Consumer-Grade Cloud Storage - make sure the cloud system you are using is secure and has automatic backups in case of a server crash. Services like Dropbox can take a lot of the headache out of storing a large amount of data.

Poor Backup Infrastructure - What would you do if your organization faced a disaster?If you have to store it physically, take your backup off site. The Cloud is a great option for backup. Cloud data can’t simply be destroyed in a flood or lost in a move. Regularly schedule backups. Create incident response, business continuity, and disaster recovery plans— and test them!

Poor Software Management - Is the software your team is using safe? Hackers keep up to date on security holes and are always looking for opportunities to exploit them. Establish patch management procedures. Manage software installations. Perform regular tune-ups.

Overlooking Physical Security - Is your actual office protected? What if Someone Walks in the Door? Would it be easy to access or steal computers? Take basic office security measures. Lock computers to desks. Institute a check out policy for shared devices and keep them locked away.

Unsafe Wi-Fi - Is your connection secure? You can’t just plug in a router and assume everything is fine. Make sure your network is protected by a firewall and a password. Avoid working in insecure environments.

Establishing Policies

Form a Committee A diverse committee can help you see risk from multiple angles and come up with smart ways to deal with those risks.

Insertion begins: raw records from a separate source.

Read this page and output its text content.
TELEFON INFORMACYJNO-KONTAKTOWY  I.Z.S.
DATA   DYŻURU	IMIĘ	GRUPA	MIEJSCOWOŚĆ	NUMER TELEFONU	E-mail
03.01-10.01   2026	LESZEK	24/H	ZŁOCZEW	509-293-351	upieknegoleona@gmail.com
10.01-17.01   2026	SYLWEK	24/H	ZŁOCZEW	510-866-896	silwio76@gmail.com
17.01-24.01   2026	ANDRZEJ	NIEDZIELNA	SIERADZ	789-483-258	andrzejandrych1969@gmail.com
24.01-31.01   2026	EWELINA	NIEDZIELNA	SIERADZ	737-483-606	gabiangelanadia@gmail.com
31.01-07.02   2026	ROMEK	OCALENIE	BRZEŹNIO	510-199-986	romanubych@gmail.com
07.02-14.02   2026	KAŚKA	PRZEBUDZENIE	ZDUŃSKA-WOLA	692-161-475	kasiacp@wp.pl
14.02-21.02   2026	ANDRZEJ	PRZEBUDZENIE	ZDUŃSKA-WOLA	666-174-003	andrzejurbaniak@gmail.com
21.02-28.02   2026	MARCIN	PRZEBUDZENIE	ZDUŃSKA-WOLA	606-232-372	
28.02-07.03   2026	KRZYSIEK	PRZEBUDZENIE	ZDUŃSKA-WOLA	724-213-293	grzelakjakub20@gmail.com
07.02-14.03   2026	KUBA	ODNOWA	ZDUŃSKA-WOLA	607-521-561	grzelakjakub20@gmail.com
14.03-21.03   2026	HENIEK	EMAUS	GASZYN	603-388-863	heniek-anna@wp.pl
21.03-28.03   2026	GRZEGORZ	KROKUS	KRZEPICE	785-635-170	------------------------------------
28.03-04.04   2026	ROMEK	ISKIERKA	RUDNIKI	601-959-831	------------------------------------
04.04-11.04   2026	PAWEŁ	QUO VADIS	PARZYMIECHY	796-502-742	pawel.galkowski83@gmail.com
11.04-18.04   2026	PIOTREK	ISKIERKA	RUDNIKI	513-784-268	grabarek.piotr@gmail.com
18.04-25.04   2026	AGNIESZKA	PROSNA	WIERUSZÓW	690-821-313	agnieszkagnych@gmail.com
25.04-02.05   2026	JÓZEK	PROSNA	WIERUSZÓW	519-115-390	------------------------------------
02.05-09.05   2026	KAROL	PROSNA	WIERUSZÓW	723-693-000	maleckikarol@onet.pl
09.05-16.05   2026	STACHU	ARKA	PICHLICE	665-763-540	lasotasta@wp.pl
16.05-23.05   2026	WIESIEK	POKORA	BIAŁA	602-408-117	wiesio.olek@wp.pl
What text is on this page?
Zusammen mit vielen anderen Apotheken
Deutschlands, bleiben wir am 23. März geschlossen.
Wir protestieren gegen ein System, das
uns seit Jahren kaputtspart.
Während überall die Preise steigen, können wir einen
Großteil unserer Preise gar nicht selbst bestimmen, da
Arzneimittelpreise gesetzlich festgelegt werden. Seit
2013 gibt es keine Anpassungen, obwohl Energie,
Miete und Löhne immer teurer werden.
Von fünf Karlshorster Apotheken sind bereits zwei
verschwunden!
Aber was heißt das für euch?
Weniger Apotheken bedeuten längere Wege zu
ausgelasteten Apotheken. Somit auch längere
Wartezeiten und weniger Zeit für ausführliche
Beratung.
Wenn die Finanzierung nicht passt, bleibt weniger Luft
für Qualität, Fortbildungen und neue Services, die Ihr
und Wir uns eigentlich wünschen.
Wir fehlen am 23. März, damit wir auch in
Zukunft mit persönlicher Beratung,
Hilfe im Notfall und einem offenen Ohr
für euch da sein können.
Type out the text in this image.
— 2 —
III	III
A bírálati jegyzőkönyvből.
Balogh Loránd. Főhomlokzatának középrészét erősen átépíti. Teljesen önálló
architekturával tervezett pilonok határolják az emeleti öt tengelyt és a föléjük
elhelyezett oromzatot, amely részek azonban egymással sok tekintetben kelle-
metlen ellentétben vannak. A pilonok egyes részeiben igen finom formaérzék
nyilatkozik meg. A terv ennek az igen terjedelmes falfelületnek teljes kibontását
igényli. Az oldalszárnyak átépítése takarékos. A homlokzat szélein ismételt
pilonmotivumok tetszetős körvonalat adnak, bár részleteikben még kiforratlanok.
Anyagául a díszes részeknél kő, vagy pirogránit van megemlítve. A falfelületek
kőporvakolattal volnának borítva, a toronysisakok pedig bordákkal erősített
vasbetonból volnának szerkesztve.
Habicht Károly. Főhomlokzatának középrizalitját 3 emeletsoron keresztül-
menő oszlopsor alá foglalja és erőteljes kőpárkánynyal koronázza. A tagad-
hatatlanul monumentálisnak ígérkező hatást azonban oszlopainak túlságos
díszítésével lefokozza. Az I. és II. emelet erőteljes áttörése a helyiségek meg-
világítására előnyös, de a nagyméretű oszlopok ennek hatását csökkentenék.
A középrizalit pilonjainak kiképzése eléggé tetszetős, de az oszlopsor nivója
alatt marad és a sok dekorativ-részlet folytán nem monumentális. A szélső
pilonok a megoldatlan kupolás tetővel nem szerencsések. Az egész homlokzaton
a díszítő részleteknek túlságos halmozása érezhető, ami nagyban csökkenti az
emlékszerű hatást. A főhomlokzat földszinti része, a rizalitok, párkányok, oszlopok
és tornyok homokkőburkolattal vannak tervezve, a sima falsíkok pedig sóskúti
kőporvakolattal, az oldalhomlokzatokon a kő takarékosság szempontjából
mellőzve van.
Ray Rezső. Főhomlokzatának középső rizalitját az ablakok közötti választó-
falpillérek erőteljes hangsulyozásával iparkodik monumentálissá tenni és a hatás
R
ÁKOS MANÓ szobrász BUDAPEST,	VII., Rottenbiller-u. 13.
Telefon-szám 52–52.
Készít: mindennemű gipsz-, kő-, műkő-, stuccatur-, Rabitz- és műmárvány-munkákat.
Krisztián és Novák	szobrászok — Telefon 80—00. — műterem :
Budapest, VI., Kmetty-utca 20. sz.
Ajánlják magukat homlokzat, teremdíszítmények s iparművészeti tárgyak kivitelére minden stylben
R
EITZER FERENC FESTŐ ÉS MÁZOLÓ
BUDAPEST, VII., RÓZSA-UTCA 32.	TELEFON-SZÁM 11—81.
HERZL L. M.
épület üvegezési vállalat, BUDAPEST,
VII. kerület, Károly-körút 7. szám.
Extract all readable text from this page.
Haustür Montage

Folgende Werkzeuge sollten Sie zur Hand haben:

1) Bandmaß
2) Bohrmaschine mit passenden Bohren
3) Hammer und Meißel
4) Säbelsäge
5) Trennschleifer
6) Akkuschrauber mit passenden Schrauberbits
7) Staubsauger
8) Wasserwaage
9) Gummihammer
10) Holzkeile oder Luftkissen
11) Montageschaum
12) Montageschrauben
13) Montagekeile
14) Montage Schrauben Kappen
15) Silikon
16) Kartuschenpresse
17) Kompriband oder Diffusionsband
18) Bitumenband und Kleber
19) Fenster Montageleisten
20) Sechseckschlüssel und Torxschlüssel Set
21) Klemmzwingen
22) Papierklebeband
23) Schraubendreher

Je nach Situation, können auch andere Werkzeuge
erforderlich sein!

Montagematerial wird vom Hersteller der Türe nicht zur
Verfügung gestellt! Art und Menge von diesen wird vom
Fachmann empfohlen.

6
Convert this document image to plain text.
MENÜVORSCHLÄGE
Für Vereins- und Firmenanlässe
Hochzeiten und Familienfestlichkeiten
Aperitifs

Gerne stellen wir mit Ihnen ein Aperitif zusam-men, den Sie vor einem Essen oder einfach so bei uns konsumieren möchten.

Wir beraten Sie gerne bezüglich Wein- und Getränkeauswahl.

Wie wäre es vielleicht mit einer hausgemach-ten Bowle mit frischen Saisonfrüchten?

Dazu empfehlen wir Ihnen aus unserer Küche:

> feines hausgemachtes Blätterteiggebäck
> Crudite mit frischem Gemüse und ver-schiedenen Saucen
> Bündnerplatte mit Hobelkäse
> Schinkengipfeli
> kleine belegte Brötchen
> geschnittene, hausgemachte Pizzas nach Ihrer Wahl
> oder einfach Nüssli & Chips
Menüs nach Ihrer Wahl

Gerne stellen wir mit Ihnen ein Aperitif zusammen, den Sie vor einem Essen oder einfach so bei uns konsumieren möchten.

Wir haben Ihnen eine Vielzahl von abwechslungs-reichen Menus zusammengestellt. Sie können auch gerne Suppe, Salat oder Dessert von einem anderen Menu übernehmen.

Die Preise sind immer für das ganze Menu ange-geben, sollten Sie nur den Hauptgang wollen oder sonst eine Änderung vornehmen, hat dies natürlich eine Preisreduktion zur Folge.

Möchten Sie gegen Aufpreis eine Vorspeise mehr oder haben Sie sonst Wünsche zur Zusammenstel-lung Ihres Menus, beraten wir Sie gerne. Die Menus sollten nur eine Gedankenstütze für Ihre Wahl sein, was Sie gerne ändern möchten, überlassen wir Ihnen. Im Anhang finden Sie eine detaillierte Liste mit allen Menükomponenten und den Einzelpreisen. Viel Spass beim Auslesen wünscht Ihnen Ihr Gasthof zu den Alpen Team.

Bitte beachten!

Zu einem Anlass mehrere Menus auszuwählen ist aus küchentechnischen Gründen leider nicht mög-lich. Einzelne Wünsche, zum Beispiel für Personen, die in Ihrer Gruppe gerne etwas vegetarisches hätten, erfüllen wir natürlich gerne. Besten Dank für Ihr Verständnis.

Ask Tough Questions Anything you overlook has the potential to be a hazard in the future.

What Will Prevent a Breach? Think of all the ways a breach might occur. Write rules that govern activities such as how to create and handle passwords or how files can be stored and shared.

How Will You Respond if a Breach Occurs? Map out a response plan that includes steps and roles for data recovery, business continuity, and communications.

BYOD? Write clear usage guidelines for things such as what security software needs to be installed and whether your organization provides IT support.

From the Toolkit You’ll find a worksheet on page 24 to help you develop a Personal Device Policy. There’s also a worksheet for an Acceptable Use Policy (page 17).

Policy Making Is Iterative You’ll need to review your rules and update them periodically to make sure they’re addressing your needs.

Policy Examples Go to http://bit.ly/SecurityPolicy Examples to find examples and templates that you can use as your starting point.

Perfect Security Isn’t Possible There will always be risks out there. But by breaking bad habits and establishing good ones, you can protect your nonprofit.